Soloway actually prefers regular computers. Websites never look quite right shining through a screen the size of a baseball card. Typing e-mails never quite feels right when she taps on the phone's smooth glass surface. But life extends well beyond the reach of her desktop.

"I remember when I got my iPhone," she says. "So many people told me, 'It will change your life.' But I was really hesitant. Now, I don't know if I could go back. My phone is just a lot more convenient."

Millions of Americans now rely on pocket-sized computers to shop, play, read, date, learn, work out, take photos, and find directions. These apps – shorthand for software applications – are the heart and soul of smart phones.

The app-driven life has kick-started a new computer revolution – one that has spread faster and become more intimate than any before.

The world has adopted smart phones and tablets 10 times faster than it embraced personal computers in the 1980s, twice as fast as it logged into the Internet boom of the '90s, and three times faster than it joined social networks in the new millennium, according to the app-tracking firm Flurry.

Svelte, intuitive hardware helps propel the movement, but this new era in consumer electronics really started a year after the debut of the original iPhone. In early 2008, Apple opened the digital doors to its App Store, an online marketplace for programmers around the world to sell their own mobile apps.

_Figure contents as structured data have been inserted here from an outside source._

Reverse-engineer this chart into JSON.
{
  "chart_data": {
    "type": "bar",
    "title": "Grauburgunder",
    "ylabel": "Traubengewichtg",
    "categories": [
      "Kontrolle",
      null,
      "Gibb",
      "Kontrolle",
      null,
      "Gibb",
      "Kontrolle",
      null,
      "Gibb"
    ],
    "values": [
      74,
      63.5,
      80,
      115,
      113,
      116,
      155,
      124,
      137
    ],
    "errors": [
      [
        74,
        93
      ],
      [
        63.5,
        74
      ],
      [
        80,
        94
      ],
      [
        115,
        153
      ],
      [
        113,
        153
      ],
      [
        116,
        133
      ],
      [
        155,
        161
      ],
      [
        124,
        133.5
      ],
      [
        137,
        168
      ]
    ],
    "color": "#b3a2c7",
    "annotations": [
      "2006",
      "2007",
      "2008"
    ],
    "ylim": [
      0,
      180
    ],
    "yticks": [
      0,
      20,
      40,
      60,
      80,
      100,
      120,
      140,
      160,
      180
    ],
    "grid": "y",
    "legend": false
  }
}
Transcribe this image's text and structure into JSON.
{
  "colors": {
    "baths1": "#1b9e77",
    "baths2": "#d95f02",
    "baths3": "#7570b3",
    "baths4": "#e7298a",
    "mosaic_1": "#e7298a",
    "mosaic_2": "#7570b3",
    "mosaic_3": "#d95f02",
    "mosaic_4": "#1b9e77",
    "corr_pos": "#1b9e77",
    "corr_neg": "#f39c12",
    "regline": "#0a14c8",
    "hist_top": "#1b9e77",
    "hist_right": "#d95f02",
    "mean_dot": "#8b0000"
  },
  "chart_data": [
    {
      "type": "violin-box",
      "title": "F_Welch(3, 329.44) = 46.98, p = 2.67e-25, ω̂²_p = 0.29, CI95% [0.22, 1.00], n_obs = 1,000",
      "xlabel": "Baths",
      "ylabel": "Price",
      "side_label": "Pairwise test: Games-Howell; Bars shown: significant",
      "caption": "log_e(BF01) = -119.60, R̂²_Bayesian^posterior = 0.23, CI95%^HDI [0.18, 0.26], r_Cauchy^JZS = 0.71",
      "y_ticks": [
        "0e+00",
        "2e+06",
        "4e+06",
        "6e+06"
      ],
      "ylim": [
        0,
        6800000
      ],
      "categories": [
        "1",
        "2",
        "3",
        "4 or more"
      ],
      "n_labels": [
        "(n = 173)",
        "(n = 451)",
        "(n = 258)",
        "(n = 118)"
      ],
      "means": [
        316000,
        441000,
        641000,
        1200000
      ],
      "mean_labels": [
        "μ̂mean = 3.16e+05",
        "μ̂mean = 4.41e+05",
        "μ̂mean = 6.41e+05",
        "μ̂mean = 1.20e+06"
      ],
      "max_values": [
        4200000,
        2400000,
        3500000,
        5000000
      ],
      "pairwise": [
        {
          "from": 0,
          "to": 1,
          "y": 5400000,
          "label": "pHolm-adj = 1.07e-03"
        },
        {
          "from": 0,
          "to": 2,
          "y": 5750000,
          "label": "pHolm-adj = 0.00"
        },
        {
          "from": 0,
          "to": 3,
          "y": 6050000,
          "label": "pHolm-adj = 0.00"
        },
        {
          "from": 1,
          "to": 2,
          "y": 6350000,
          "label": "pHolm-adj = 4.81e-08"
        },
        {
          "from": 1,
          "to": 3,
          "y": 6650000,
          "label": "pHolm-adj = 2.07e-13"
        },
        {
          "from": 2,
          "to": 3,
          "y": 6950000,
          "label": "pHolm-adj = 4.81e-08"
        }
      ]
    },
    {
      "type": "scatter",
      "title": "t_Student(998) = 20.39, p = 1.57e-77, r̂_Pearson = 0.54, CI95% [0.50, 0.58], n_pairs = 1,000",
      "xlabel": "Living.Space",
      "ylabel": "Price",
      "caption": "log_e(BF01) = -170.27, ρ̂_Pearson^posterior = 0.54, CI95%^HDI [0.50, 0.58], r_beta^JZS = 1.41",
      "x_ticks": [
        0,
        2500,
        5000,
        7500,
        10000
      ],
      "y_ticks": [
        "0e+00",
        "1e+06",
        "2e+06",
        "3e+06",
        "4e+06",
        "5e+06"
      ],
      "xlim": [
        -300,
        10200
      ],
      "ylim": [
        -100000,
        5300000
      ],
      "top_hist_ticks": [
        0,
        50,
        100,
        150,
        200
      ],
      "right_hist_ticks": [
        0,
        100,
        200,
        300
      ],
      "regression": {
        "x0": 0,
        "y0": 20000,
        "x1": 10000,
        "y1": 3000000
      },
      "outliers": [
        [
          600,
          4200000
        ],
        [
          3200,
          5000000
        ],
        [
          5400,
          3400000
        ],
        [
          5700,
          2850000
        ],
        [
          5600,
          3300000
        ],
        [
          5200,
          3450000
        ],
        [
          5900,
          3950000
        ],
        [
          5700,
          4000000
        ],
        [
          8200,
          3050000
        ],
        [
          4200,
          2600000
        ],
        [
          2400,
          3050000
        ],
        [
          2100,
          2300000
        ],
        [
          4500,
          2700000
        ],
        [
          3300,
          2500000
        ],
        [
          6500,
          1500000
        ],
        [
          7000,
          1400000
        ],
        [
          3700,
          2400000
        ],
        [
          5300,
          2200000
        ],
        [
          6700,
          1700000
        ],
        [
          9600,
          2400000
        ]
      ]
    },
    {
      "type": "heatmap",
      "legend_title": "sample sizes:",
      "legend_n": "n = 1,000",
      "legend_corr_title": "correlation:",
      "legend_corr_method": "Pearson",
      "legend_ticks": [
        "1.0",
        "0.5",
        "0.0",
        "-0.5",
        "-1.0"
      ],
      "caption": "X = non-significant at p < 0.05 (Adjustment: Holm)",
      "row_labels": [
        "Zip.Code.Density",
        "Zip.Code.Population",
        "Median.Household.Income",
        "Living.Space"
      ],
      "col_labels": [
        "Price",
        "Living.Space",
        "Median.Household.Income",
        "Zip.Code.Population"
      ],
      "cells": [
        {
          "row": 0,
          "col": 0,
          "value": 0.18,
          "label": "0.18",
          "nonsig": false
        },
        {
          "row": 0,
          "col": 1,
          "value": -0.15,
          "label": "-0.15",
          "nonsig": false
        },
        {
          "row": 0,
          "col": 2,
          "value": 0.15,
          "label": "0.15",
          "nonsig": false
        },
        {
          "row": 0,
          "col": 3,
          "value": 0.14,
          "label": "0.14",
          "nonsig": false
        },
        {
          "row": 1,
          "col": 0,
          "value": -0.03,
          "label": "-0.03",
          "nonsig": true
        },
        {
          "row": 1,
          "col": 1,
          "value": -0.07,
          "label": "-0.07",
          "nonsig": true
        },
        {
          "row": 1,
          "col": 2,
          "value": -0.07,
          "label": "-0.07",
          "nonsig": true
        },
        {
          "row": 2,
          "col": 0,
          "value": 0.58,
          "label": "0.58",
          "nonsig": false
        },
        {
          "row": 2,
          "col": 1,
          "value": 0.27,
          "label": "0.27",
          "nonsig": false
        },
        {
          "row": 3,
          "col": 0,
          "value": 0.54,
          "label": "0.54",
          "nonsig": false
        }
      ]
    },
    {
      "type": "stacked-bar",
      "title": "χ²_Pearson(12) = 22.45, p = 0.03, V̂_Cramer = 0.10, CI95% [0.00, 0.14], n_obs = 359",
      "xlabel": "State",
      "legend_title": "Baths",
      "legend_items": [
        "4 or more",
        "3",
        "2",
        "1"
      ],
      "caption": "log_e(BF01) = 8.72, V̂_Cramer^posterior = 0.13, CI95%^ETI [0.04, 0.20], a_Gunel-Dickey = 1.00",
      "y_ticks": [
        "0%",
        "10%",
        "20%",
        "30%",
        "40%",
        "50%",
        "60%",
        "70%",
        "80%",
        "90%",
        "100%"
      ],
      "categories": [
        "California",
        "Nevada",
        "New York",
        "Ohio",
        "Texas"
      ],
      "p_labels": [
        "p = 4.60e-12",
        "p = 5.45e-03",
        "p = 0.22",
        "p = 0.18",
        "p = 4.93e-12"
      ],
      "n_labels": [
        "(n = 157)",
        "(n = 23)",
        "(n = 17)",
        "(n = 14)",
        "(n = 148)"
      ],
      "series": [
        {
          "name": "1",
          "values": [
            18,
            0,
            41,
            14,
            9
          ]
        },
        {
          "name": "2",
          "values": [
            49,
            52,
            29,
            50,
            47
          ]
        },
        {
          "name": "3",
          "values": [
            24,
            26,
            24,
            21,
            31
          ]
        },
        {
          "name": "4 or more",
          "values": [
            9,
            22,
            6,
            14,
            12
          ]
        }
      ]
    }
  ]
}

While Apple guarded the gates – demanding that each app be submitted for review – it kept a wide berth. Programmers for the iPhone and Google's competing Android line could take advantage of tools unavailable on most personal computers: touch screens, cameras, tilt sensors, compasses, location tracking, cellular Internet connections, and the fact that people carry these devices with them at all times.

Soon, apps emerged for practically every need in a person's day.

Productivity goosed by zombies?

Matthew Ablon uses his Android phone to keep fit. This freshman at Ouachita Baptist University in Arkadelphia, Ark., never liked running in high school. It seemed monotonous. Boring. A single app changed his mind.

This past semester, Mr. Ablon downloaded Zombies, Run! – a workout app that motivates people to run by appealing to their Darwinian desire not to get eaten by zombies. As Ablon runs, this run tracker mixes in elements of an audio adventure game. The app interrupts his normal music playlist with mission instructions – such as news that he's found (virtual) supplies that he can distribute to survivors living in a nearby (fictional) compound. But before he can return home with the provisions, he needs to pick up the pace and outrun the zombie horde.

This $8 app – quite a bit more expensive than the traditional 99-cent threshold for phone apps – is "worth every penny," says Ablon. He now runs two to three miles twice a week with imaginary zombies on his heels.

Is this a peculiar way to encourage good habits? Definitely. But is it effective? The British government thinks so. As the workout app rang up a quarter-million downloads, Britain's National Health Service commissioned the team behind Zombies to design a self-improvement app for the broader public (i.e., without the undead theme). The group plans to reveal this new project in the spring.

As apps worm their way into our daily lives, plenty of smart-phone owners now find the word "phone" becoming an increasingly anachronistic term for these devices. In a TIPP poll commissioned by The Christian Science Monitor, close to half of respondents (46 percent) reported using their smart phones more than 10 times a day for actions other than making a phone call.

"Apps bring out the human part of technology," says Scott Steinberg, a consultant and professional speaker on innovation in St. Louis. Desk-bound PCs were designed for business, he says. They're tools of productivity occasionally co-opted for entertainment. Yet while iPhone and Android owe a lot to BlackBerry (the pinstriped, business-minded older brother of the smart-phone family), apps were predominantly designed for life outside the office.